Let's assume they have some nous, and they use a hardware one way data tap. But how is the system to be secured after that, and whilst this is not using deep packet data inspection, it still could be used to supply unwanted advertisements or data mining, so what is the penalty for misuse?
How are they going to say the data captured is valid, who is going to witness all this data, which could easily be altered with the flick of a well placed command.
And say, I don't want them to do this, I could just get a server in another regime, and proxy through it (increasing net traffic, and making the environment a little less green). And what is to say the people who are engaged in naughty activities won't think of using a proxying server themselves?

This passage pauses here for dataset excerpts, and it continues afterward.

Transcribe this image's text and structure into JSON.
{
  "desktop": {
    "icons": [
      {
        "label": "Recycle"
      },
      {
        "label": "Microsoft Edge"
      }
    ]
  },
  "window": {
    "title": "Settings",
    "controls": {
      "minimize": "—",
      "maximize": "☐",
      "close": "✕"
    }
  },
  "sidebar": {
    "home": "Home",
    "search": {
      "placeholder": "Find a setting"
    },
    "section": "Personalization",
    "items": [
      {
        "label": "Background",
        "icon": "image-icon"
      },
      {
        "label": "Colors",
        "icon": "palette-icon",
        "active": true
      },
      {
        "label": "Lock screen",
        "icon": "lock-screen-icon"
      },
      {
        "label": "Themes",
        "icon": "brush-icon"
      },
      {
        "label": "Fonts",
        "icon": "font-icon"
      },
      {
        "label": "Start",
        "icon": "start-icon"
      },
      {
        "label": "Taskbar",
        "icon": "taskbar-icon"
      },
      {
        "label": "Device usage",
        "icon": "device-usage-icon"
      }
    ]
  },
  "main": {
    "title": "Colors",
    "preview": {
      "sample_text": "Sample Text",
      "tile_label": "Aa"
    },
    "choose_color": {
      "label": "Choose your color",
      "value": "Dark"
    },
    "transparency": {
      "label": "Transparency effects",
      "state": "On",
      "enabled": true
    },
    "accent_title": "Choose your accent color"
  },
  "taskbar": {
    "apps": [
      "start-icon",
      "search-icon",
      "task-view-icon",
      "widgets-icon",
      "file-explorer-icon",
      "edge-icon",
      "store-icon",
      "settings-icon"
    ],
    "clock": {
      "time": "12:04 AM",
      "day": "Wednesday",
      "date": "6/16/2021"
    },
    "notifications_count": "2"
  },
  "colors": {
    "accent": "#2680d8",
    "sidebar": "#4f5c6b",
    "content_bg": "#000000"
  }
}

Yet again another dumb law, by the technically challenged that won't solve anything or make the world a better place but instead just acts as potential nuisance and pushes the cost of using the internet up.
Seriously we need an organization for Information Technology in the United Kingdom, we just have completely technologically inept people involved in making IT law in the UK. Where is our writers union?
And frankly the people currently behind all of this should be named and shamed, at the moment it appears to be some nameless faceless committee, we should know what gives them the necessary knowledge to make these alterations to the legal system when it involves information technology.
If it is the home office then it is Jacqui Smith, perhaps not only does she not feel safe when walking the London streets at night, the poor petal feels somewhat intimidated by the internet.
Well Jacqui Smith, your decisions are certainly not inspiring confidence in me that the net will be a better place; after you have mangled it up, dropping wiretaps in left right and center, and compiling spurious data stores of dubious quality all ripe for the picking by the bad guys.